Most pediatric HIV drug formulations on the market are syrups, some having to be diluted with drinking water or kept refrigerated. "All these factors mean that many doctors on the ground feel very uncomfortable about treating children," said Fernnado Pascual Martinez, a DWB pharmacist. "It's very frustrating."
"There is just not that market pressure I guess to drive pharmaceutical companies to really push for these pediatric drugs to become available," said O'Brien.
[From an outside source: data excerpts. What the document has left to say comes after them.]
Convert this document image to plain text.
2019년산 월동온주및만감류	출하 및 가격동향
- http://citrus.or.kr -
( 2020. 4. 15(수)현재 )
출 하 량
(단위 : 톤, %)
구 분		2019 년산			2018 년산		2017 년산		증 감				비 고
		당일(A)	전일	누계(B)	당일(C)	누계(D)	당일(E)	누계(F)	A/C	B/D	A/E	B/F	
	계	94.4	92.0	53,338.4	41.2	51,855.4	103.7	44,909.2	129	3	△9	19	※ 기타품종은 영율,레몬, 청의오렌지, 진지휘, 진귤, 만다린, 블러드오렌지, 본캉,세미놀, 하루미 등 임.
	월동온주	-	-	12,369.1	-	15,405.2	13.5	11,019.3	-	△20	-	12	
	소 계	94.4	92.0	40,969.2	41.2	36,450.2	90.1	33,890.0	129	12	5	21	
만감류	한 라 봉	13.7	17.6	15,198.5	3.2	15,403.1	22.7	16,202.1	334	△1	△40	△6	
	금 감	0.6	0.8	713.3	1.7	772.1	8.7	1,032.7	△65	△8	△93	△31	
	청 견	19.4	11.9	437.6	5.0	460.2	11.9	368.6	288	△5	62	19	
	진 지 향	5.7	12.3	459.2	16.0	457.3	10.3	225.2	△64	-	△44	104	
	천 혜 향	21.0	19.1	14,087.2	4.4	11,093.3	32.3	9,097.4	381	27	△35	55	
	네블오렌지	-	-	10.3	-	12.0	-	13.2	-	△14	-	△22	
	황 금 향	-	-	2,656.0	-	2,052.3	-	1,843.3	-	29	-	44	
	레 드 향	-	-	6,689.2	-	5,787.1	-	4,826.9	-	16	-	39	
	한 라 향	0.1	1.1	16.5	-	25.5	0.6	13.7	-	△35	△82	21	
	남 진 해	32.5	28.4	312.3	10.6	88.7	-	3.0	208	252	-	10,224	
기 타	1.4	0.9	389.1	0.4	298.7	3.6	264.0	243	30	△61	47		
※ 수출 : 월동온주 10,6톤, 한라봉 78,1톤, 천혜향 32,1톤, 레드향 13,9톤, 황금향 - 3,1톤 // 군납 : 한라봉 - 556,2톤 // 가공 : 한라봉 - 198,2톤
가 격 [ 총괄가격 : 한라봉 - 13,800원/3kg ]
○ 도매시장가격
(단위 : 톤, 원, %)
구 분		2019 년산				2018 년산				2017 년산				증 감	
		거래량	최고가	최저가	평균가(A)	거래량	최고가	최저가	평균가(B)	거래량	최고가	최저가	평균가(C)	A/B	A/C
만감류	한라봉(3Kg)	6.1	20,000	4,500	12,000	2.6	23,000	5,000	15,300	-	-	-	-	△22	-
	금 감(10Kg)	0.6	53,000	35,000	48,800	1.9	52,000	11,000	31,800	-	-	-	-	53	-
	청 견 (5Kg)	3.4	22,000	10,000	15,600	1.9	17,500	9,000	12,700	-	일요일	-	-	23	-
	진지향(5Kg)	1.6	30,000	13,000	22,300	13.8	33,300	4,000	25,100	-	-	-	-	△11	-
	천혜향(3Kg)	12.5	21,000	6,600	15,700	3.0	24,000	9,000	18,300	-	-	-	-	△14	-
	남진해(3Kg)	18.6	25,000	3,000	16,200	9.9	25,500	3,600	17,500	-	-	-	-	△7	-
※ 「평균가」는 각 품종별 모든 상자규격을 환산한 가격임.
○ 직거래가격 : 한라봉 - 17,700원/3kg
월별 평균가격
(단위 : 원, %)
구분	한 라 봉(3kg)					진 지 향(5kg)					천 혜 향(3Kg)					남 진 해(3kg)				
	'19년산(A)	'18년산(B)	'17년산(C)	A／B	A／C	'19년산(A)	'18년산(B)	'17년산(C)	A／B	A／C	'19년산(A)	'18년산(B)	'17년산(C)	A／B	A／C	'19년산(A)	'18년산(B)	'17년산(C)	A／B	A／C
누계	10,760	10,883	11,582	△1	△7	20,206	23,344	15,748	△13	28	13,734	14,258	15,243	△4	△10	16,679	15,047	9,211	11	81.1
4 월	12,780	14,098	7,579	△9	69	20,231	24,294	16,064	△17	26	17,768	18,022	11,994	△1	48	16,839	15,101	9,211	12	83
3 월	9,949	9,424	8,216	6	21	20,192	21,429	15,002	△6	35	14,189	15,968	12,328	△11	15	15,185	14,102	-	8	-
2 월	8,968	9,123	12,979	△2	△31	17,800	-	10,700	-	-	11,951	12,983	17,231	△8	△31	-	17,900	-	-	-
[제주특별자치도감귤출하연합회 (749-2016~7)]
Dividing adult-size tablets has led to some encouraging results, but administering too small a dose can encourage viral resistance, while too large a dose can be toxic.
"Often, early on, it was thought it was too hard, too difficult and they were going to die quickly anyway so why put all the effort and the resources," explained O'Brien. "Over the past 12 months people have finally started to realize that antiretrovirals can work very well in children."
In Rwanda, a program launched in 2004 is now treating 1,800 children with ARVs, up five times from before. "It is possible to treat children hit by HIV/AIDS, even in countries with limited resources," so long as there is "strong political commitment," said Diane Gashumba, a doctor at Kigali's University Hospital.
A pediatric ARV treatment in tablet form remains a priority, said Siobhan Crowley of the World Health Organization.